冷徹外科医と始める溺愛尽くしの政略結婚~不本意ながら、身代わりとして嫁ぎます~
「愛してる」

 たったひと言に、胸が熱くなる。私のすべてを知っても突き放さない人はいたのだと、抱きしめてくれる温もりが伝えてくれる。
 辛く悲しい過去は、この人にたどり着くための必然だったのだとすら思えてしまう。

「優」

 優しく呼びかけた一矢さんは、そっと体を離して熱い視線で見つめてくる。

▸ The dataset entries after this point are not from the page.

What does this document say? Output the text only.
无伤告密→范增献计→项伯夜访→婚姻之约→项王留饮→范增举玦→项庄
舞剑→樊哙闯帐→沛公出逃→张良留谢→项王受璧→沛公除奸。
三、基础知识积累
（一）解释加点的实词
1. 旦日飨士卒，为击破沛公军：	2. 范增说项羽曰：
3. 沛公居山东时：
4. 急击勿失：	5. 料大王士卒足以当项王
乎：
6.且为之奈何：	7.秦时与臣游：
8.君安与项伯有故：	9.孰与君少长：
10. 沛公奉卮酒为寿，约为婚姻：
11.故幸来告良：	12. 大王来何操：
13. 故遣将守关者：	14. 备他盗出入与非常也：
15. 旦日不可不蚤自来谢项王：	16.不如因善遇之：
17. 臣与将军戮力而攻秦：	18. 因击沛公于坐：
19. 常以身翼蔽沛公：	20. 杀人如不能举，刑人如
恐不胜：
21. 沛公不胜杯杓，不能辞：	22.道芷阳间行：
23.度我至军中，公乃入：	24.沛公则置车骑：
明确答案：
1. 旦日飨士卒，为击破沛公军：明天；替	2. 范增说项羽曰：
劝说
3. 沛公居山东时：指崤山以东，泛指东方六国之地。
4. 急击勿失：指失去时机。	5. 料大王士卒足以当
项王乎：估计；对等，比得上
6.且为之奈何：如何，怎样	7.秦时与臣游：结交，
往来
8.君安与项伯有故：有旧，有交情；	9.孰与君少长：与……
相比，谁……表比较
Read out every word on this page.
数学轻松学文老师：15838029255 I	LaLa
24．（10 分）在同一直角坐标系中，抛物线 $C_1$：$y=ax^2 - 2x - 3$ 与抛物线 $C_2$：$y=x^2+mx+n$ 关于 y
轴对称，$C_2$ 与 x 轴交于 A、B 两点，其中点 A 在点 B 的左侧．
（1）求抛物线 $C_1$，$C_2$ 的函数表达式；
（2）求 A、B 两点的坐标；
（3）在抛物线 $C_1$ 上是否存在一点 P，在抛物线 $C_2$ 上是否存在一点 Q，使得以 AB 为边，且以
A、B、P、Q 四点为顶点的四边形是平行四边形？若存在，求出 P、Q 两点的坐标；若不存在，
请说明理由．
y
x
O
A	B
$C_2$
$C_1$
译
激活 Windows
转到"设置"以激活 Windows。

そのままゆっくりと近づくと、そっと顔を傾けて瞳を閉じた。
 なにをされるのかと悟ったときには、私の唇に彼のそれが重なっていた。

「嫌じゃない?」

 返事なんてできなくて、半ば放心したまま首を縦に振った。
 再び近づいてきた一矢さんは、さっきとは違った角度で口づけてくる。そのままついばむような口づけを繰り返すと、少し体を起こしてくすりと笑いをこぼした。

「こういうときは、目を閉じるものだよ」

 ハッとして俯いた。私の顔は真っ赤になっているはずだ。

「優。俺はこれから、優に信頼してもらえる夫になると誓う」

 そんなの、必要ない。だって私はもう、一矢さんを信じているから。
 そう伝えたいのに、羞恥心が邪魔をしてなにも言えなくなってしまう。代わりに、再び私の手を握る彼の手をぎゅっと握り返した。